Speakers

Gary Gerstle

Paul Mellon Professor of American History Emeritus, University of Cambridge; Fellow, Harvard-Radcliffe Institute

Portrait of Gary Gerstle

Bio

Gary Gerstle is Paul Mellon Professor of American History Emeritus and Director of Research in American History at the University of Cambridge. Gerstle received his BA from Brown University and his MA and PhD from Harvard University. He is the author, editor, and coeditor of more than ten books. He is currently the Joy Foundation Fellow at the Harvard-Radcliffe Institute, Harvard University, where he is working on a new book, Politics in Our Time: Authoritarian Peril and Democratic Hope in the Twenty-First Century. He now resides in Cambridge, Massachusetts. He is a Fellow of the British Academy and a Member of the American Academy of Arts and Sciences.

Gerstle’s earliest interests lay in the history of labor and political economy. In 1989 he published both Working-Class Americanism: The Politics of Labor in a Textile City and a co-edited book, The Rise and Fall of the New Deal Order, 1930-1980. His exploration of questions of immigration, race, and nationality culminated in the 2001 publication of the prizewinning American Crucible: Race and Nation in the Twentieth Century, reissued with a new chapter on ‘Race and Nation in the Age of Obama’ in 2017. To answer questions about the American state that had long confounded him, Gerstle undertook a ten-year project that produced his most sweeping study, the prizewinning Liberty and Coercion: Paradoxes of American Government from the Founding to the Present (2015).

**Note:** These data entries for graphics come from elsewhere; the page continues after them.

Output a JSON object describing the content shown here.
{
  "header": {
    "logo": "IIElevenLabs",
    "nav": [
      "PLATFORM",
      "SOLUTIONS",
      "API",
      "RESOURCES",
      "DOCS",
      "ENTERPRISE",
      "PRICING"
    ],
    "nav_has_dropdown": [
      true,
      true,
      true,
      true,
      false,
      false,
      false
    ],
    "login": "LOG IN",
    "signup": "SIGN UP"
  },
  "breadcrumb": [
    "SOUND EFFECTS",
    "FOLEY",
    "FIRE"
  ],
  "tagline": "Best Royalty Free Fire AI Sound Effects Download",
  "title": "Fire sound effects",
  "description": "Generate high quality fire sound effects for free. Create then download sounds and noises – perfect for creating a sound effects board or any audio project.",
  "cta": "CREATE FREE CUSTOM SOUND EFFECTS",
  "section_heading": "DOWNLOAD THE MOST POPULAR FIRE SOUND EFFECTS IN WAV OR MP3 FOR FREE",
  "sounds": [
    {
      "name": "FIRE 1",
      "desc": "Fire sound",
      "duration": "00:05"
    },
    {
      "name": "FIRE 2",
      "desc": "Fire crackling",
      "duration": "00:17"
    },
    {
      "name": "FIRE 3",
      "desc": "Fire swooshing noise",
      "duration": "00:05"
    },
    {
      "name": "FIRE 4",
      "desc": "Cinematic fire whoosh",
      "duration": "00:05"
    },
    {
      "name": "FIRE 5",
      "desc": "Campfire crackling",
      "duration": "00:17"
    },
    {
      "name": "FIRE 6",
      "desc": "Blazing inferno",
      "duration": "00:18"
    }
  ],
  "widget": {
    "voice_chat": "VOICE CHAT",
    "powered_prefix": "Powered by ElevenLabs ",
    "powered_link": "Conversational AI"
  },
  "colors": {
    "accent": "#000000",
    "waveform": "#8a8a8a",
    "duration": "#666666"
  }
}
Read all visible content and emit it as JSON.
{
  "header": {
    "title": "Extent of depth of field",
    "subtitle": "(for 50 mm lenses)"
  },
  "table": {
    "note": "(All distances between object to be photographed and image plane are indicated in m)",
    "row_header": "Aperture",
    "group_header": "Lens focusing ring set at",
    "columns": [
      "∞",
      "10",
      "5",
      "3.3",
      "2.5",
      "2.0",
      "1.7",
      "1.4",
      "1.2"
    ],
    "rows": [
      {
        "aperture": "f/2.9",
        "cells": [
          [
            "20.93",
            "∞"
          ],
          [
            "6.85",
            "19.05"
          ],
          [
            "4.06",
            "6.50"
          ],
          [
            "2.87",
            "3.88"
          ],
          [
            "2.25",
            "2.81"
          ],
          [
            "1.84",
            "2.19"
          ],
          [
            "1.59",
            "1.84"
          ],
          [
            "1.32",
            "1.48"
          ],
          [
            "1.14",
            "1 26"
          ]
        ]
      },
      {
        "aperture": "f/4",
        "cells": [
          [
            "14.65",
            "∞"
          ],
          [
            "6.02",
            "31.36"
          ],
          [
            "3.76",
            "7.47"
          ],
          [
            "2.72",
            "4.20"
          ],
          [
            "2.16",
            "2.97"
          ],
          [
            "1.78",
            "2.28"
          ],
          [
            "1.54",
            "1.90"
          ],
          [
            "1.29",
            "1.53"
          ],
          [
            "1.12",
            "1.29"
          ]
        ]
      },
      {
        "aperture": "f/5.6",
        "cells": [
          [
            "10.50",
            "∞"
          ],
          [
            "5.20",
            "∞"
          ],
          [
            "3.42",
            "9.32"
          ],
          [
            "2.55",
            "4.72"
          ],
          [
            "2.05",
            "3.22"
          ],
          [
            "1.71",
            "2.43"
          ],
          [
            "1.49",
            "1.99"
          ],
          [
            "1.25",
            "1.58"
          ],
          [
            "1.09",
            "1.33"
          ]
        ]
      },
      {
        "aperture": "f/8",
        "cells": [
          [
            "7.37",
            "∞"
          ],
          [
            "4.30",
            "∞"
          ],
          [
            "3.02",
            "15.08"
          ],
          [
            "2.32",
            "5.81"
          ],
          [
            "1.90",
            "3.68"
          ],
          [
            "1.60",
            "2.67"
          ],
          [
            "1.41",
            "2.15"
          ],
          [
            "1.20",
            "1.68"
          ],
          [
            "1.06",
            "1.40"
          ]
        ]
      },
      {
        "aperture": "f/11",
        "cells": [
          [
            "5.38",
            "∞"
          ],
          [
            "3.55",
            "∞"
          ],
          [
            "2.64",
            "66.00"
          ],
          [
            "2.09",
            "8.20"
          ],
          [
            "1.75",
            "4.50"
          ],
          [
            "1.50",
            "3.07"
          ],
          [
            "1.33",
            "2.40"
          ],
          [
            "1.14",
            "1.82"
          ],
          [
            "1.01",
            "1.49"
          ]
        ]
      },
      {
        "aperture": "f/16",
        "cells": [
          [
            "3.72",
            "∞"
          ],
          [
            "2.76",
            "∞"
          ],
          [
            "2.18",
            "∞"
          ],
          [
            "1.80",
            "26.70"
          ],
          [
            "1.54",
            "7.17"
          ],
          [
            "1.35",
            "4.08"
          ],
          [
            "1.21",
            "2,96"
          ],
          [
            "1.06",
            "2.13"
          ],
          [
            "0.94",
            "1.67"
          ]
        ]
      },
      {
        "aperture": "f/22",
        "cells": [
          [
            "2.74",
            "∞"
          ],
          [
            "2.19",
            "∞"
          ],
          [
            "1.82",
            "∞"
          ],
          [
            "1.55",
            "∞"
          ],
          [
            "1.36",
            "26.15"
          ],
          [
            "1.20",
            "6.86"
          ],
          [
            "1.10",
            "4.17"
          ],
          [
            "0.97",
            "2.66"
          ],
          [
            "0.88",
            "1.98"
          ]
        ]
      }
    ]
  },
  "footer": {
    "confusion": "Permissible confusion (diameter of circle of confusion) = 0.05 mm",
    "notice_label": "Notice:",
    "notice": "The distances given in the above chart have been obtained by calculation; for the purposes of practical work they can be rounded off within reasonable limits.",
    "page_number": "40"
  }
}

To make sense of the Brexit and Trump earthquakes of 2016, Gerstle returned to insights gained from his earliest work on the connections between economics and politics. The result was The Rise and Fall of the Neoliberal Order: America and the World in the Free Market Era (2022). The book has been translated into multiple languages, made ‘Best Books’ lists in the US, UK, the Netherlands, and India, and was shortlisted for the 2022 Financial Times Best Business Book of the Year. An adapted excerpt from the book, incorporating new material on Trump 2.0, has just been published by Deseret News.

Gerstle has written for the Guardian, the New Statesman, the New York Review of Books, the Atlantic, Dissent, the Nation, Unherd, Project Syndicate, and Die Zeit, among others. He has designed and narrated a four-part series on American democracy for BBC World Service. He has participated in scores of podcasts, most ambitiously with David Runciman and Helen Thompson at Talking Politics and, most recently, with David Runciman at Past, Present, Future.

He and Noam Maggor thank the Hewlett Foundation for the resources that have made this Beyond Neoliberalism conference possible.